Travelog 191026 (Redacted Version)

Start: Parked on the corner of Marias & Governor Nicholls St, in the Tremé district of New Orleans, Louisiana. 

End: Parked on the corner of Marias & Governor Nicholls St, in the Tremé district of New Orleans, Louisiana.

Quotent Quotables: 

  • “Have you ever had a New Orleans sweet potato? You don’t have to add anything. They come out the ground sweet.” -[Redacted], my waiter at Willie Mae’s Scotch House. 
  • “I wonder if a Chihuahua with Parkinson’s just doesn’t move.” -Me. 
  • “People in New Orleans all get along. If you come to New Orleans and you can’t get along with anybody, there’s something wrong with you.” -[Redacted], my Uber driver. 

Exciting Events: 

  • Awoke at 1pm. My first Day in New Orleans and I was out til 5am… 
  • Wrote a reply to [redacted] letter. 
  • Ate incredible soul food in the Tremé district. 
  • I asked an Uber driver how the city is different after Katrina. He said “it’s not.” And pointed to a pothole that’s been here since before the storm. He evidently isn’t impressed by any political change. 
  • [Redacted]’s after-party
    • Apropos of nothing, a man [redacted] on the couch next to me, 
    • I ask a woman why she spends time around these people. She says, (paraphrase) “because all the women tell me I’m beautiful.” 
  • Halloween party with intense [redacted] demonstrations (like [redacted]), where the band played Pink Floyd for an hour. 
  • Video call with [redacted] both right before he went to bed (my 9pm) and right after he woke up the next day (my 5am). 

Real Realizations: 

  • The people I’ve met here live to party. It’s cheap and exciting and pacifying and hollow. 
  • I’ve been [redacted] but all of it feels empty [redacted]. 

Commonplace occurrences: 

  • Completed [redacted] outline: another [redacted]. 

Delicious Delectables: 

  • Fried chicken and sweet potato fries at Willie Mae’s Scotch House, New Orleans. 

  • The best chicken tenders of my life, at Key’s Fuel (the gas station near my friend’s house). 
  • All That Jazz sandwich: ham, turkey, cheese, shrimp, mushrooms, and a white sauce. So good! Shockingly so! I expected it to be weird from the shrimp but it was not.
    • Everything I’ve eaten in New Orleans has been delicious. 

[Redacted]

Alluring Activities: 

  • Afterparty with [redacted] tonite. Do I go? It only starts at 2am… 

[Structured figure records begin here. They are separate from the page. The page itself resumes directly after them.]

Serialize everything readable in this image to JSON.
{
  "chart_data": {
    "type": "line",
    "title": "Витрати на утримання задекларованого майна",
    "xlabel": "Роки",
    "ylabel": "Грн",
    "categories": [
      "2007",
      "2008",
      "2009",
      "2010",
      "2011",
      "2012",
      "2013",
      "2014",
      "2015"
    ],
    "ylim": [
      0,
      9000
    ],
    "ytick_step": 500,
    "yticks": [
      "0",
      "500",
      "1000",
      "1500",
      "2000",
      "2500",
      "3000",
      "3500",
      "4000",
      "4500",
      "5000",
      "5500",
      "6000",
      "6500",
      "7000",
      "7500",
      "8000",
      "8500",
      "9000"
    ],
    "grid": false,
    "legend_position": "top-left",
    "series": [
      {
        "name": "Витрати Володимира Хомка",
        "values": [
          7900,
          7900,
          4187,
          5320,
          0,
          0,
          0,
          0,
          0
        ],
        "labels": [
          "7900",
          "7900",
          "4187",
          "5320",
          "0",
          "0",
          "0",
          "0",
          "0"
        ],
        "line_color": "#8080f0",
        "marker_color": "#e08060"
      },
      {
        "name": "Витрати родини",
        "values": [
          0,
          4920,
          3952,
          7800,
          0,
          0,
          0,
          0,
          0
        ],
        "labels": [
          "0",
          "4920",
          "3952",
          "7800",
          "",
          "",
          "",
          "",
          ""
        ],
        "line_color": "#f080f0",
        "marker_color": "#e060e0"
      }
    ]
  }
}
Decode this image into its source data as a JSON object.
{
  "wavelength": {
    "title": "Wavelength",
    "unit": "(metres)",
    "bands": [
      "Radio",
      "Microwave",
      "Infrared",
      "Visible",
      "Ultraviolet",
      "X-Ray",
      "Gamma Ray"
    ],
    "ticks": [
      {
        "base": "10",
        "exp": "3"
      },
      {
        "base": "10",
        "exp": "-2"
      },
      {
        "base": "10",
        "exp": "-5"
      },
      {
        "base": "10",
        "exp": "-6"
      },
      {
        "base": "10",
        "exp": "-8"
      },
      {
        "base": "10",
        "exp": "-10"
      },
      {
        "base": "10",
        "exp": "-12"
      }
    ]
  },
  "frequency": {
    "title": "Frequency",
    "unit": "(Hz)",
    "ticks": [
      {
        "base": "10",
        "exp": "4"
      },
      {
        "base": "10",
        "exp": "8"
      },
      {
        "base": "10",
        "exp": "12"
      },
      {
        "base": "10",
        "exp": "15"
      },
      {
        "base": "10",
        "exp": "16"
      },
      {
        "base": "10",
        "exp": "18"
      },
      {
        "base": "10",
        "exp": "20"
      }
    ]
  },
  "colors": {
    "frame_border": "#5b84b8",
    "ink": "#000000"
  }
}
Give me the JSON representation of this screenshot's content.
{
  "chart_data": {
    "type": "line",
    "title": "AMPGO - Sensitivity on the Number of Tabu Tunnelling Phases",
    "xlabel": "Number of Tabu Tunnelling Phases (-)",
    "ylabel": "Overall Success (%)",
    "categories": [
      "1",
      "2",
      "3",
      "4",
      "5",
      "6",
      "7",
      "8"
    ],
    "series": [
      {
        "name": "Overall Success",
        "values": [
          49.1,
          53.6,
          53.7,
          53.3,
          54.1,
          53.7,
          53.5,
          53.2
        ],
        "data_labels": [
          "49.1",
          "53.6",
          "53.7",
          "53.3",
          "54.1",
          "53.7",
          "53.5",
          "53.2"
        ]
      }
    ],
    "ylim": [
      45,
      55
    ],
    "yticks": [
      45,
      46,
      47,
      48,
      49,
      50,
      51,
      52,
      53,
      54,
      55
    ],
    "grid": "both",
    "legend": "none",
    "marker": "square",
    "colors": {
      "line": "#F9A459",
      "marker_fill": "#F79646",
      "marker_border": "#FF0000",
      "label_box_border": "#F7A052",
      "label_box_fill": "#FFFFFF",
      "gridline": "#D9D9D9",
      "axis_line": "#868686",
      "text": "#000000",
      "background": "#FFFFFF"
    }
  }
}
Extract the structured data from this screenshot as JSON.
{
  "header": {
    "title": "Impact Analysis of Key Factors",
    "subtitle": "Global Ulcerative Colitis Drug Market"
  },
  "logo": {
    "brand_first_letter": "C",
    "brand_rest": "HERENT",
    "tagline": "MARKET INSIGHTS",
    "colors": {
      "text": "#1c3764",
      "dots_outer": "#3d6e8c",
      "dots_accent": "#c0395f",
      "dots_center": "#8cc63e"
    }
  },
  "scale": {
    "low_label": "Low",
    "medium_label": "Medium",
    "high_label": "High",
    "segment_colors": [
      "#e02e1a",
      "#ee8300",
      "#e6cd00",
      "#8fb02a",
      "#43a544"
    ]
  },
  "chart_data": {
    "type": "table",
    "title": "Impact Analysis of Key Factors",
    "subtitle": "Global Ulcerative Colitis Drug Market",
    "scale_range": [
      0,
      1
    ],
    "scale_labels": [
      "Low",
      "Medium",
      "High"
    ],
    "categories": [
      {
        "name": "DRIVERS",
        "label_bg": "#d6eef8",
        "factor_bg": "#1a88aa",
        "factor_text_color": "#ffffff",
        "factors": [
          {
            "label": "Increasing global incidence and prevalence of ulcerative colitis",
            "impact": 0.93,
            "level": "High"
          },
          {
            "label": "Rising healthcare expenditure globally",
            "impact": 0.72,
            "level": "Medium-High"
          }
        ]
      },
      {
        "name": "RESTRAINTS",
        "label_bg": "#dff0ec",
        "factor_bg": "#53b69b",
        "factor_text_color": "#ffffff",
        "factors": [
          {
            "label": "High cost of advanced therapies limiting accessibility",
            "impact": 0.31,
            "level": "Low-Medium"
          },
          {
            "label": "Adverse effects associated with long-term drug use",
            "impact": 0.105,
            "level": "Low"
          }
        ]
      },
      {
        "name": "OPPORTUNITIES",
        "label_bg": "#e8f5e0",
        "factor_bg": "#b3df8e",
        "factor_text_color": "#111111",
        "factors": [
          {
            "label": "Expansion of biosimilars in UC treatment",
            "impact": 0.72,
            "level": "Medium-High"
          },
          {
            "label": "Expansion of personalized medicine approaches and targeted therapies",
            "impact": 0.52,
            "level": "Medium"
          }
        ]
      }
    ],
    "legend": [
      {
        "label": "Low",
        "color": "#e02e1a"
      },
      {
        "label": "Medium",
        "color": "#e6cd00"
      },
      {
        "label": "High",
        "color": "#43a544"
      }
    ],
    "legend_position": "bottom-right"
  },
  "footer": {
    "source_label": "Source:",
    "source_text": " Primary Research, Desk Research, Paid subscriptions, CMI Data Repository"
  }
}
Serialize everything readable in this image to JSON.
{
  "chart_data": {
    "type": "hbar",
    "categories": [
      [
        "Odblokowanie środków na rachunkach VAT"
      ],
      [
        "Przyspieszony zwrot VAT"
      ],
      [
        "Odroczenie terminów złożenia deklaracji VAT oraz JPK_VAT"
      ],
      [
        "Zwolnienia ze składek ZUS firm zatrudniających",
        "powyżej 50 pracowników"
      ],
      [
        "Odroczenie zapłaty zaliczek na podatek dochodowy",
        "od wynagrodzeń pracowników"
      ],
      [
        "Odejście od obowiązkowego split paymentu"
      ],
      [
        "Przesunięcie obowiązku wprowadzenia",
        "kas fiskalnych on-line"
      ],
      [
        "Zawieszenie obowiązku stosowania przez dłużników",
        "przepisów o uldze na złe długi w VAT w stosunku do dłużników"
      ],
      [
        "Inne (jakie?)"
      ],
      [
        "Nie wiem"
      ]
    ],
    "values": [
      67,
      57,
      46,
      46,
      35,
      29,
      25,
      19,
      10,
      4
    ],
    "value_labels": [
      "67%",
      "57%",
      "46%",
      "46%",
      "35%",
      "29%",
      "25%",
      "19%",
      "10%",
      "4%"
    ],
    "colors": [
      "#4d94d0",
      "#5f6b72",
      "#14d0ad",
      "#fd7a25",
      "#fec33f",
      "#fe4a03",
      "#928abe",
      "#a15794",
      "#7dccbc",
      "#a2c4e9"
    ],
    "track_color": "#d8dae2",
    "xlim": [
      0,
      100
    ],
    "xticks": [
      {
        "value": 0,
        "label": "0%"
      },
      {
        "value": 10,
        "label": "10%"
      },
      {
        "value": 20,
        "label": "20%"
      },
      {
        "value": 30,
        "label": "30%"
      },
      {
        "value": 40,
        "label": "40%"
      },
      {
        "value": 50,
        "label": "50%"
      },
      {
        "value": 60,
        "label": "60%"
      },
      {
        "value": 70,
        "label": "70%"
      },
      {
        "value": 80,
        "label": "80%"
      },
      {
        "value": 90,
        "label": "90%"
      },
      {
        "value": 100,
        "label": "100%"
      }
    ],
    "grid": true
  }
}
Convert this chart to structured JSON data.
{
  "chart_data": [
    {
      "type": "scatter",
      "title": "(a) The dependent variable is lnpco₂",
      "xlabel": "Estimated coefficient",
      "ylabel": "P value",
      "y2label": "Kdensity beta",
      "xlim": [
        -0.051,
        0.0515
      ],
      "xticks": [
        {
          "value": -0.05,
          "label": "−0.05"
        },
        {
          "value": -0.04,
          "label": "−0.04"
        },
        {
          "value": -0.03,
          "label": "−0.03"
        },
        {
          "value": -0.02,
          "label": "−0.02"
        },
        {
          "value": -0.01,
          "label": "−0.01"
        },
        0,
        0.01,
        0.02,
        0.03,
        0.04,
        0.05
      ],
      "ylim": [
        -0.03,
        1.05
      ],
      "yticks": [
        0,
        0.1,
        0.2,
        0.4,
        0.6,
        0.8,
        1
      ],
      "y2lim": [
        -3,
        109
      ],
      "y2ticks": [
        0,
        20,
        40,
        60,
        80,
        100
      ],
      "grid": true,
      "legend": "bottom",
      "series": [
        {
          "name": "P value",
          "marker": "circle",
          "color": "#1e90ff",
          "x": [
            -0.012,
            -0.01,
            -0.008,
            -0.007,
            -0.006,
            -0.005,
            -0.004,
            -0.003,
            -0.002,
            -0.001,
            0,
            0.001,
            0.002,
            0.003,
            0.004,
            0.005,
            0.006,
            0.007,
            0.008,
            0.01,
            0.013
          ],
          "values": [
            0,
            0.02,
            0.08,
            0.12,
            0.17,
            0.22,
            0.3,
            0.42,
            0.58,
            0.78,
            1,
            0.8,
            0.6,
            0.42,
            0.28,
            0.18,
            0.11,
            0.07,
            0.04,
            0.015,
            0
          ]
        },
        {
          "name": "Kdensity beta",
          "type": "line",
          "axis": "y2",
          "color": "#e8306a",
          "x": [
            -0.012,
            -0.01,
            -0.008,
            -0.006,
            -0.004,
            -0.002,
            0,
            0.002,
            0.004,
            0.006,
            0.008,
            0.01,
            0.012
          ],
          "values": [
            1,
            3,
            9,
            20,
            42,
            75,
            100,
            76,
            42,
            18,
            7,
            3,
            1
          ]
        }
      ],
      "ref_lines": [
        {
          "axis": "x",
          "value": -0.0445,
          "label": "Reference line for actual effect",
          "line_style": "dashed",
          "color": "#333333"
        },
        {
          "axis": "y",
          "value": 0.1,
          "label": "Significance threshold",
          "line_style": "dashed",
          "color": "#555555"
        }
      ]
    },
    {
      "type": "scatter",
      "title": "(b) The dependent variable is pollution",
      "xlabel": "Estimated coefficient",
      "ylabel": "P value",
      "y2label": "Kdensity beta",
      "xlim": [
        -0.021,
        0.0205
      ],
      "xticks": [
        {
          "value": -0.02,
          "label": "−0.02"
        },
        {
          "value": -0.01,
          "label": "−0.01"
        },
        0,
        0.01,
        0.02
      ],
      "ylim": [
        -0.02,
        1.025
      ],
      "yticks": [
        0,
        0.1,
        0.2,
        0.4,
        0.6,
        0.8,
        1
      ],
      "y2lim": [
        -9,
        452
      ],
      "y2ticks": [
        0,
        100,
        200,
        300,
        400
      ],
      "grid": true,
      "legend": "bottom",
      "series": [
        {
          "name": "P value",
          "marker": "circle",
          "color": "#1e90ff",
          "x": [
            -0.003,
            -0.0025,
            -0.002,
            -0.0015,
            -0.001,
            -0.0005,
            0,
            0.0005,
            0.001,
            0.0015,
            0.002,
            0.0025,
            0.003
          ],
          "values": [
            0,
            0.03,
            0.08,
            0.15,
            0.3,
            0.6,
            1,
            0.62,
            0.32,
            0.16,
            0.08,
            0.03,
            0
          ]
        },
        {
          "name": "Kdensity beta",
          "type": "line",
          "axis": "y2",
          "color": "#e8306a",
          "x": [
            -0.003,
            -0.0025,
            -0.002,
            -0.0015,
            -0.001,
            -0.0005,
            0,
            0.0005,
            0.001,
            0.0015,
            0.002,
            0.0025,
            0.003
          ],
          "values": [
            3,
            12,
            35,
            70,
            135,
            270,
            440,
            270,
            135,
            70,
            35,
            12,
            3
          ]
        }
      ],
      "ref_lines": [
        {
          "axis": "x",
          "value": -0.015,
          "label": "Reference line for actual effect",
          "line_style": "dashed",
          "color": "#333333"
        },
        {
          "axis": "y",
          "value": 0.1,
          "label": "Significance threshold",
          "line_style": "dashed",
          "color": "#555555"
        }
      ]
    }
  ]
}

New Orleans Would Agree If It Ever Came Home

On a cold Sunday night with my van heater blasting and a bit of white wine still seeping from my blood, I don’t feel misplaced. Not in the wrong place. Just alone, lonely, sad, and wanting. Maybe that’s this place.

The thing about travel? They don’t tell you it’s lonely. “An adventure of excitement and eye-opening growth.”

Yes, that’s travel. But it’s lonely, too.

It’s me and my dog, one month in our roadtrip. Atlanta, then Texas, now in New Orleans. Friends—some great friends—we met along the way. Yet still it’s just us— me and my dog.

Last night, out til 5, surrounded by parties, I made two new friends that I’m now gonna see. Interesting people with lives and opinions. Better than that, unique, fun, funny, too.

But now, when it’s late, and my sleep schedule’s fucked, I see why someone would get drunk again. Then it’s tomorrow. Who knows what could happen? Who wouldn’t have fun at a New Orleans club?

That’s not a solution. That’s open containers. Vessels transporting liquid from one place to place. People vibrating where they stand, moving forward only in time. Bleary, wide-eyed blobs drink to replace their cold sweat.

Why has this city not changed since Katrina? Why did my cabbie say there’s really no dif?

If you spend your life dancing, you’ve nothing to celebrate. That’s what this is: just an empty, wet kiss. But not one from your grandma or a dog or a lover. Just tongue from someone who, right now, like you, feels alone. Together will be great for the time that it’s lasting, but morning will come and you’ll have to go home.